A MOP can have many phrasal patterns attached. A phrasal pattern can appear on many MOPs.

The algorithm outlined below is designed to err on the side of finding as many specific references as possible, leaving it to other memory processes to settle on the most consistent and likely. It is the exact opposite of an approach that rules out any deviation from grammatical correctness. This means the algorithm

• Embraces ambiguity, collecting all possible answers rather than picking one
• Ignores unknown inputs, i.e., a phrase x y z is allowed to match input elements in that order but not necessarily adjacent
• Identifies existing relevant instances in memory as early as possible in processing

The DMAP algorithm

The DMAP algorithm maintains a parse state. This state tracks what DMAP has been recently seen and what it is ready to see. Initially DMAP is ready to see any initial item in any phrase in memory.

DMAP takes inputs left to right. If it matches the start of any phrase that DMAP is ready for, DMAP adds the remainder of that phrase to the parse state. For example, if (milton friedman) is a phrase, and milton is seen, a lexical match occurs, and the remaining phrase (friedman) is added to the parse state.

Note: the original phrases are not removed. They remain ready to match future inputs.

In a more fleshed-out system, lexical matching would handle things like tense and number.

When all the items in a phrase have been matched, phrase completion occurs, which triggers instance retrieval, where DMAP finds all instances of the base concept of the completed phrase.

Now DMAP looks for role matches between any retrieved instance and the head of any phrase in the parse state. An input matches a role at the head of phrase if the input is an instance of the filler of that role in the base concept of the phrase. For example, clyde-1 matches (actor) in the phrase ((actor) ate (object)) because the filler of actor in the base concept ingest-event is animal and clyde-1 is an animal.

When an instance matches a role in a phrase, DMAP adds the role and instance to a list of slots for the matched phrase. In the example the slot (actor clyde-1) would be attached to the new phrase (ate (object)).

When a phrase with roles is completed, the slots are used to constrain the instances found. For example, if the phrase ((actor) ate (object)) has the slots ((actor clyde-1) (object peanuts-1)) then DMAP will try to find existing instances of an event where Clyde ate peanuts.

The completion of phrases can lead to a cascade of role matching and further phrase matching. The following animation shows what happens when (milton friedman says interest rates are rising. Note in particular how many things happen when rising is read.

Implementation pitfalls

There are some subtleties to be aware of. It's important to let phrases match input sequences in as many ways as possible, skipping some input items if necessary. But this can easily lead to infinite loops.

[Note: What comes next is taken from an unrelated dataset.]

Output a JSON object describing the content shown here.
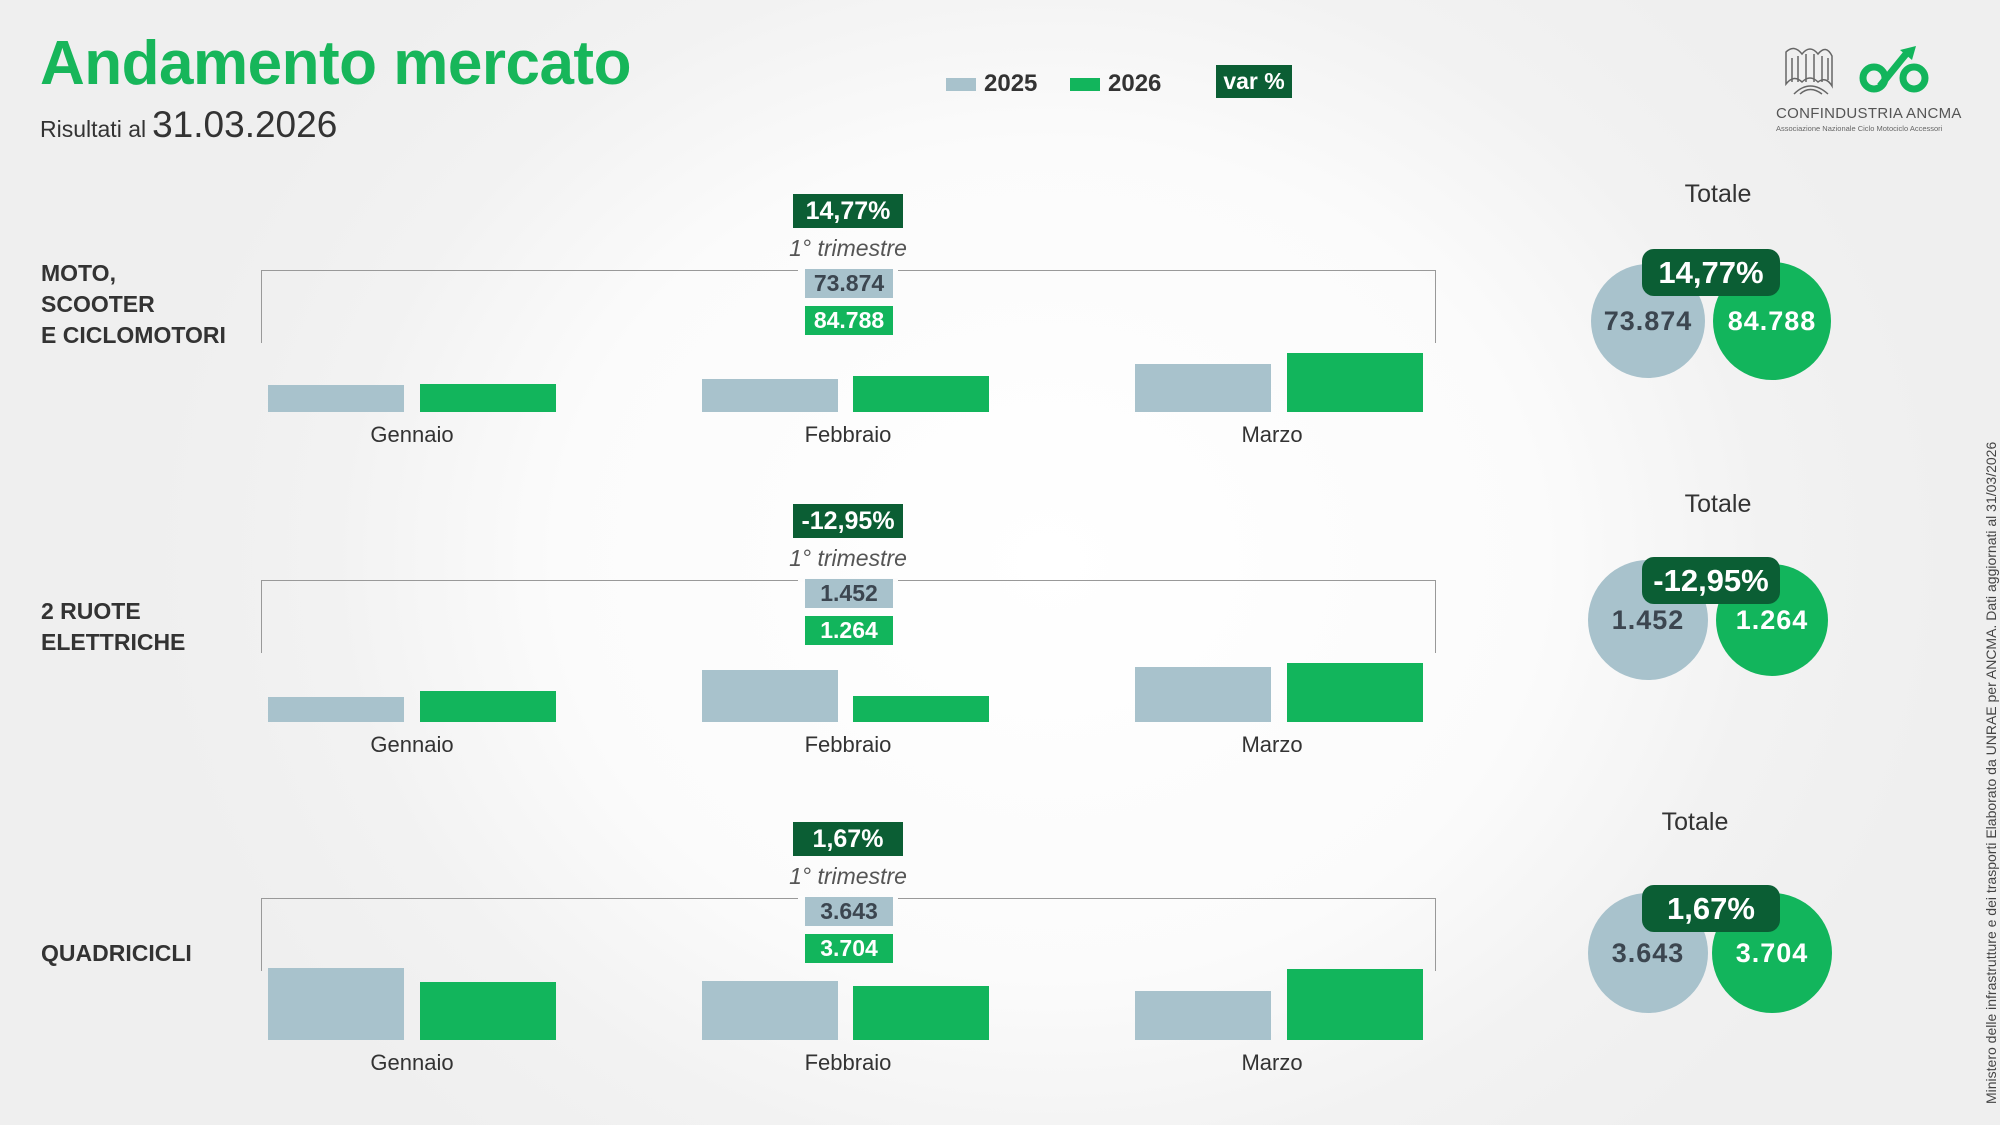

• One source of infinite loops comes from not distinguishing lexical items with concepts with same names, such as peanuts. One solution is to put all lexical items in a separate package.
• Another source of infinite loops comes from MOPs that have slots containing very abstract concepts. For example, the object of a communication event can be an event. This could lead to a circular loop where the communication event just recognized becomes its own object. The solution here is to keep track of when phrase matches begin and end in the input stream, and make sure segments obey the expected order of input.

Getting Output from DMAP

Real life language understanding with an agent with episodic memory is not a stateless process. It's not like calling a function and getting an answer. We hear, we understand, we remember, we learn, in a continual process of memory updating.

For testing DMAP parsers in the exercises, it's useful to define a function that scans the parse state and identifies all the concepts that have been referred to recently. The parse state can be seen as a short-term memory of recent language understanding activity.